Add funding

51696fb verified 3 months ago

1.56 kB

library_name: transformers
license: mit
language:
  - gl
base_model:
  - microsoft/mdeberta-v3-base
pipeline_tag: fill-mask

mDeBERTa-gl

mDeBERTa-gl is a continued pretraining checkpoint based on microsoft/mdeberta-v3-base, adapted to Galician through large-scale masked-language modeling. It is intended as a strong general-purpose encoder for downstream NLP tasks in Galician.

Training

Base model: microsoft/mdeberta-v3-base
Epochs: 3
Learning rate: 6e-4
MLM probability: 0.15
Max sequence length: 512
Total batch size: 1024
Training examples: 10,335,227
Mask token: [MASK]

Intended uses

Masked language modeling (fill-mask)
Encoder for classification, NER, QA, and general Galician NLP tasks
Further domain adaptation via fine-tuning

How to use

from transformers import AutoModelForMaskedLM, AutoTokenizer, pipeline

model_id = "proxectonos/mdeberta-gl"

tokenizer = AutoTokenizer.from_pretrained(model_id)
model = AutoModelForMaskedLM.from_pretrained(model_id)

fill_mask = pipeline("fill-mask", model=model, tokenizer=tokenizer)
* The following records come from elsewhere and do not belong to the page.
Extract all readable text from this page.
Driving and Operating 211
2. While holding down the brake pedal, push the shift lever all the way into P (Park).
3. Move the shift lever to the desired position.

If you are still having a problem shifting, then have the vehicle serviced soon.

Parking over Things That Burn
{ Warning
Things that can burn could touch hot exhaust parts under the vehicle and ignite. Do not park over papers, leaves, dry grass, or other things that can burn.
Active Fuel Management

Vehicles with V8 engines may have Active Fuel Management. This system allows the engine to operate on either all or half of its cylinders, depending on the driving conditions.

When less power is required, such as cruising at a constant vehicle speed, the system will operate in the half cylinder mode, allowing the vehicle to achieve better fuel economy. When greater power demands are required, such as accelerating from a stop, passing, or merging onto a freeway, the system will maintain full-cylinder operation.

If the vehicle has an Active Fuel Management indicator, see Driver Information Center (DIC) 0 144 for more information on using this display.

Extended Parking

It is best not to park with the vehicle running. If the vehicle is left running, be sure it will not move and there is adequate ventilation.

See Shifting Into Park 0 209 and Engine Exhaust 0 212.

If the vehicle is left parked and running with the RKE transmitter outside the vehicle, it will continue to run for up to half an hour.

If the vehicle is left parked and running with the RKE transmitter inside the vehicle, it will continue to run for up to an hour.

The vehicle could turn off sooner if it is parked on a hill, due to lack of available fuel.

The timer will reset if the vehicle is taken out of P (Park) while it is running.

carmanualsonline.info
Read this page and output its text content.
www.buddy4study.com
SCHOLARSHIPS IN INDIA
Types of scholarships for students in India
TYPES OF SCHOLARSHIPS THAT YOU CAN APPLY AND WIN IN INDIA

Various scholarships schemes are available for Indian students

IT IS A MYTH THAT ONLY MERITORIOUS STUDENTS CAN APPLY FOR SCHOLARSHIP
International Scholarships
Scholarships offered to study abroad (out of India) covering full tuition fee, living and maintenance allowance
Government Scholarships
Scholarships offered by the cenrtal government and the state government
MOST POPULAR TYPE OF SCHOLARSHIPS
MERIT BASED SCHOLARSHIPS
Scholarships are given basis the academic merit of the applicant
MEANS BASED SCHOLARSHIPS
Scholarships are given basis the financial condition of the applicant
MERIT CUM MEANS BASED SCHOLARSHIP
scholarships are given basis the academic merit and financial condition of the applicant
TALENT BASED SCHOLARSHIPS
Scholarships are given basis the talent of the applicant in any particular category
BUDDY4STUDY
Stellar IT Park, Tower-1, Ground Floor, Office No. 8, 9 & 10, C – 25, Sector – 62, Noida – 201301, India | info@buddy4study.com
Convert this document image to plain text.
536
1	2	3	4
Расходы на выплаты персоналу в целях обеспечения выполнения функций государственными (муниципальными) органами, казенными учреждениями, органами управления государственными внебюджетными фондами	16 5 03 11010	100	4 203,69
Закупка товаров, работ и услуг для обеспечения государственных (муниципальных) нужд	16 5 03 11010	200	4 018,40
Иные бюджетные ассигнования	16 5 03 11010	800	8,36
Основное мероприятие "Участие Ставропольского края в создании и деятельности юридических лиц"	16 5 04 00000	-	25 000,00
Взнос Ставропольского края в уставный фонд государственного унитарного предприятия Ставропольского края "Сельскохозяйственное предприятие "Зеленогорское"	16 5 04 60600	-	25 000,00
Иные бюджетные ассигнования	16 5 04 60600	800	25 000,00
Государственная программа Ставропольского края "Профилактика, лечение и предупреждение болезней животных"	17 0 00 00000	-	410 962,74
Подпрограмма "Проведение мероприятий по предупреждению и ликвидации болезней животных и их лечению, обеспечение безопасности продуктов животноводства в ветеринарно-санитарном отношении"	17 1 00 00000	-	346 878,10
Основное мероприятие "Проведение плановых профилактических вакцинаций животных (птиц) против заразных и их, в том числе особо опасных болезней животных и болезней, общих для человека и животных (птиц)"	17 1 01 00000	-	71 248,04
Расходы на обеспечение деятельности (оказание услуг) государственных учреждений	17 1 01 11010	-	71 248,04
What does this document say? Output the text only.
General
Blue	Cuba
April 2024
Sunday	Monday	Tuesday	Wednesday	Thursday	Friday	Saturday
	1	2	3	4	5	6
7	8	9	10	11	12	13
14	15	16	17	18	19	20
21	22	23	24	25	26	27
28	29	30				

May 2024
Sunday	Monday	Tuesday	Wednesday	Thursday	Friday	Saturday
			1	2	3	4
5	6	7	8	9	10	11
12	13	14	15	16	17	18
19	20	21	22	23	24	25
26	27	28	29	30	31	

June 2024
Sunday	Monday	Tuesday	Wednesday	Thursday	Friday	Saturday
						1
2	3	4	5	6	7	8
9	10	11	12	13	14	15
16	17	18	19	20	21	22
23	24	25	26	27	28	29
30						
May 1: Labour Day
fill_mask("O Parlamento de Galicia aprobou a [MASK] hoxe.")

Funding

This work is funded by the Ministerio para la Transformación Digital y de la Función Pública - Funded by EU – NextGenerationEU within the framework of the project Desarrollo de Modelos ALIA

Citation

Please reference this model as: mdeberta-gl (Proxecto Nós Team, 2025).